El loop infinito

Naces.

Aprendes del mundo a través de los más grandes: en realidad no parece un lugar tan complicado.

Comienzas a tener tus propias opiniones.

Tus propias opiniones comienzan a contrastar con lo que conocías del mundo: existen los matices.

Te mudas a una ciudad más grande. Eres un provinciano feliz que aún no entiende por qué todo mundo corre. Todo te parece tan grande, tan interesante. Ahora sí ¡a hacer tus sueños realidad!

Te das cuenta que no puedes vivir sólo de tacos y comienzas a desarrollar gustos finos.

Desarrollas uno que otro vicio o manía.

Te mudas con tu crush.

Consigues un trabajo godín, los sueños pueden esperar.

Te endeudas.

Conoces la neurosis citadina: mucha gente, poco espacio, status sociales, miedo al “fracaso”, pérdida paulatina de los viejos amigos provincianos, pocos lugares para cagar a gusto.

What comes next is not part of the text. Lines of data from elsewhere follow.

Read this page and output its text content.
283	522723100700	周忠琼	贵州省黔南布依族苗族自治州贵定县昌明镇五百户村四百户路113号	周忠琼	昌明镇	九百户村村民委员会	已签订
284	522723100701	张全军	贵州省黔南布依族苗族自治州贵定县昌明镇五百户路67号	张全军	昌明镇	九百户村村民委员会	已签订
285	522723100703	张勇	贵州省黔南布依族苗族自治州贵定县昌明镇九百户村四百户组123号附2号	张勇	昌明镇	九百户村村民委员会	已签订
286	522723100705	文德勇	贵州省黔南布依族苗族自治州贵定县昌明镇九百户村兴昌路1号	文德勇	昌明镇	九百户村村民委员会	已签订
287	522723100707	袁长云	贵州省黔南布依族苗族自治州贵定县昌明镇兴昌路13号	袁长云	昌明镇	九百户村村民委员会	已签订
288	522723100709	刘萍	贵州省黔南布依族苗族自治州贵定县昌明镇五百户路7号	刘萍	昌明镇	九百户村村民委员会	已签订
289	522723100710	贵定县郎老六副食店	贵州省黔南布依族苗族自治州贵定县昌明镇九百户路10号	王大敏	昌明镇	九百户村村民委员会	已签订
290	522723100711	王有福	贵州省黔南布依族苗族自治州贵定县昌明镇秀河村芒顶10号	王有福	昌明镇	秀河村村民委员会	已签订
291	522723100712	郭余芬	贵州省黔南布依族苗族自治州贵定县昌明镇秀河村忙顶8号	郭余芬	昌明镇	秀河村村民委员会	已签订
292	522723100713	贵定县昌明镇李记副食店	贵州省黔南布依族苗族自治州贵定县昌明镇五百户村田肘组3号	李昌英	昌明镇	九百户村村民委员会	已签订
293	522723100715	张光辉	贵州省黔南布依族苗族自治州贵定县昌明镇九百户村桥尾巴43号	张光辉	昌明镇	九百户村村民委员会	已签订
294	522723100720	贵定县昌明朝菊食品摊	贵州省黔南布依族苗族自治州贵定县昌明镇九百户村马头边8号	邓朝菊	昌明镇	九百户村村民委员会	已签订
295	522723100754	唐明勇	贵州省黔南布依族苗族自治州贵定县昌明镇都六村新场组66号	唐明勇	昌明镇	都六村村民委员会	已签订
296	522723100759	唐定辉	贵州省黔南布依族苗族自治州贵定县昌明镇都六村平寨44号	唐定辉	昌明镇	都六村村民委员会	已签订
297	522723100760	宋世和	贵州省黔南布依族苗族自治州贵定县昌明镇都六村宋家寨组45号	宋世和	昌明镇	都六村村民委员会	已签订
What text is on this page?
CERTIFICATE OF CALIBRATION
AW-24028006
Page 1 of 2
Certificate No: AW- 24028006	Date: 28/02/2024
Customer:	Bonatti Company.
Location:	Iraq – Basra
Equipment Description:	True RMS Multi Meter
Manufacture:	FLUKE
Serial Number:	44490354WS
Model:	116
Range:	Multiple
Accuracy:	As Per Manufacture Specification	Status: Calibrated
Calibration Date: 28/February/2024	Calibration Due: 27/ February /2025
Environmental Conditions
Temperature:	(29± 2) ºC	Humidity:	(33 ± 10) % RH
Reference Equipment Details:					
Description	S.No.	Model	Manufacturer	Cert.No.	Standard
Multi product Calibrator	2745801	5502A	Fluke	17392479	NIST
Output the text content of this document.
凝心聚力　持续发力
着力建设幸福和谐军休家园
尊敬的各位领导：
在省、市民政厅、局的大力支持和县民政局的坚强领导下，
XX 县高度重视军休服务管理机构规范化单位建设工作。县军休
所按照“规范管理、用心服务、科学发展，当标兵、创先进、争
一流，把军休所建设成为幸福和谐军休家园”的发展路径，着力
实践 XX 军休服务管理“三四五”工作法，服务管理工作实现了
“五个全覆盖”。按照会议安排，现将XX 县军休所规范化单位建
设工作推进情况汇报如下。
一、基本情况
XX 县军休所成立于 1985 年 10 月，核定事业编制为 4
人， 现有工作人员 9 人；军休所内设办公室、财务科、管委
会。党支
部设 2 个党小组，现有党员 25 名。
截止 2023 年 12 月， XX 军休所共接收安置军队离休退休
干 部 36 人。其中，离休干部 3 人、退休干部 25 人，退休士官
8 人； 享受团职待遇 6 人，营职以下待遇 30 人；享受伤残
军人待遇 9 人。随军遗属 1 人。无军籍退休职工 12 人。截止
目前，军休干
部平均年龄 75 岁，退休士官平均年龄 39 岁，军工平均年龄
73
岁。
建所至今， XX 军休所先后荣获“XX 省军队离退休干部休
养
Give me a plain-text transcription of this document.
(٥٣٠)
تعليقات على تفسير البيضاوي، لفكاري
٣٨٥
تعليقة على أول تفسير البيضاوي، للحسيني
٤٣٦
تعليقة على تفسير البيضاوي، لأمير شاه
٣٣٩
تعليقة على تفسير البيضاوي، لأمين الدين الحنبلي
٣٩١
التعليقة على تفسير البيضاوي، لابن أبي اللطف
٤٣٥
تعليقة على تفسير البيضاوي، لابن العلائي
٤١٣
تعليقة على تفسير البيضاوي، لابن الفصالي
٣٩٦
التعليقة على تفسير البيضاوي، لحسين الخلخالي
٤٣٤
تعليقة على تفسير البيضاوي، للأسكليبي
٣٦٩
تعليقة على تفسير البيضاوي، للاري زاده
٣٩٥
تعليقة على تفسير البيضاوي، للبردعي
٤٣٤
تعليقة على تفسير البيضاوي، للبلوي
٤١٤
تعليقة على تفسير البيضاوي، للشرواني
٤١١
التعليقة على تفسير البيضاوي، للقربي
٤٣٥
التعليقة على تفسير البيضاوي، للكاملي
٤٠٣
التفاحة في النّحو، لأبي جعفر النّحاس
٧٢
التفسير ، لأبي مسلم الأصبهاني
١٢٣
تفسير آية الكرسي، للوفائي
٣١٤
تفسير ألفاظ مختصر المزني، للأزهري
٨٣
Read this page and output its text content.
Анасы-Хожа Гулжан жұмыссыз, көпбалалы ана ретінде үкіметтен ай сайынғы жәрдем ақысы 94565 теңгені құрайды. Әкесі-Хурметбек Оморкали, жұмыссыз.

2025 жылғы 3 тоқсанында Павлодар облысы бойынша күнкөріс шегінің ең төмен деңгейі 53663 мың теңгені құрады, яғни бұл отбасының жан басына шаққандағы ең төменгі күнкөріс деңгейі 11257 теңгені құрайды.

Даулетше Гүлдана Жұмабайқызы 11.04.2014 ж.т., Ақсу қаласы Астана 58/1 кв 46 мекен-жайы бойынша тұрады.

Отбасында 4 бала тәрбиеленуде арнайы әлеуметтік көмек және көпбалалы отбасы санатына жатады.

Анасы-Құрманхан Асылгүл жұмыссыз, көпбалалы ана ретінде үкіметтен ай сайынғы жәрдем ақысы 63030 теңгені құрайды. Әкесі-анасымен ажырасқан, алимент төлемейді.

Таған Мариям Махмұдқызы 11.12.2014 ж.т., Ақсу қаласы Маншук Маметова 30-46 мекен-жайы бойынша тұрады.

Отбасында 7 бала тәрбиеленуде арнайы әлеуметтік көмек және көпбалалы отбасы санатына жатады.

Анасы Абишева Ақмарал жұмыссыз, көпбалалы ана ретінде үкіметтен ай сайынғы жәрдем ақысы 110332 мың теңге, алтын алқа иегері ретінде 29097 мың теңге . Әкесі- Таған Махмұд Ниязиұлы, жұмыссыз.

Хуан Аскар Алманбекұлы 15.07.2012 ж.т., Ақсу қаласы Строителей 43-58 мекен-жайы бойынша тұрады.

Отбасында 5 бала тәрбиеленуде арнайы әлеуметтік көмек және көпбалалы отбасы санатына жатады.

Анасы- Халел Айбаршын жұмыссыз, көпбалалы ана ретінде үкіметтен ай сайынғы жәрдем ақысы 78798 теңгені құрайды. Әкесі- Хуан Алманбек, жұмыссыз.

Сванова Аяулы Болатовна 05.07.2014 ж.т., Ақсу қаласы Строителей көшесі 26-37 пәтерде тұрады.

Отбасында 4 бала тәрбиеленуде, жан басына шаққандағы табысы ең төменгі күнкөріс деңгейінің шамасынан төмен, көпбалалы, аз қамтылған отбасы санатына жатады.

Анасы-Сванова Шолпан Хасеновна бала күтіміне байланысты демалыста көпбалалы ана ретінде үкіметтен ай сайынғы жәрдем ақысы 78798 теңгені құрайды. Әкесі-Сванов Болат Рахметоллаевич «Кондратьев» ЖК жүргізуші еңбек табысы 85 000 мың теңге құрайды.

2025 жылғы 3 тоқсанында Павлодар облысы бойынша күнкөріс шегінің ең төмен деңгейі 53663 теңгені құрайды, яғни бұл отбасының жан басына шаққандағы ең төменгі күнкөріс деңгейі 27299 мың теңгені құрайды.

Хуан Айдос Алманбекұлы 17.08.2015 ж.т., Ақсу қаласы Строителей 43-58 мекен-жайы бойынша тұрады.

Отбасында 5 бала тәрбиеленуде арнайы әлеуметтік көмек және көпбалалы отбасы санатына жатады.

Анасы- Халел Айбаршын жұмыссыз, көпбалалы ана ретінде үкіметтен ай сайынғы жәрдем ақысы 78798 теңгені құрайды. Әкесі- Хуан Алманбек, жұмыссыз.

Comienzas a odiar a tu jefe, que en realidad es un junior feliz que estudió en alguna universidad extranjera.

Comienzas a entender el valor de un tupper.

Terminas con tu crush y abres tinder.

Te haces tu primer tatuaje.

Esperas con alegría los martes y jueves de productos oaxaqueños.

Vives con roomies, muchos roomies.

Comienzas a comprar productos orgánicos y artesanales.

Te vuelves eco friendly, pet lover o amante de las bicicletas.

Te solidarizas con alguna comunidad extranjera.

Viajas y conoces tu propio país con tu crush extranjero, que eventualmente regresa a su país de origen.

Recuerdas que tenías sueños, y que no has hecho ni madres.

Cuando algo te sale mal, peleas tus tuppers.

Te mudas solo.

Emprendes. Peleas por tus sueños.

Triunfas/fracasas en grande.

(Pasan algunas cosas aquí, aún no llego a este punto)

Eventualmente, mueres y el ciclo se repite.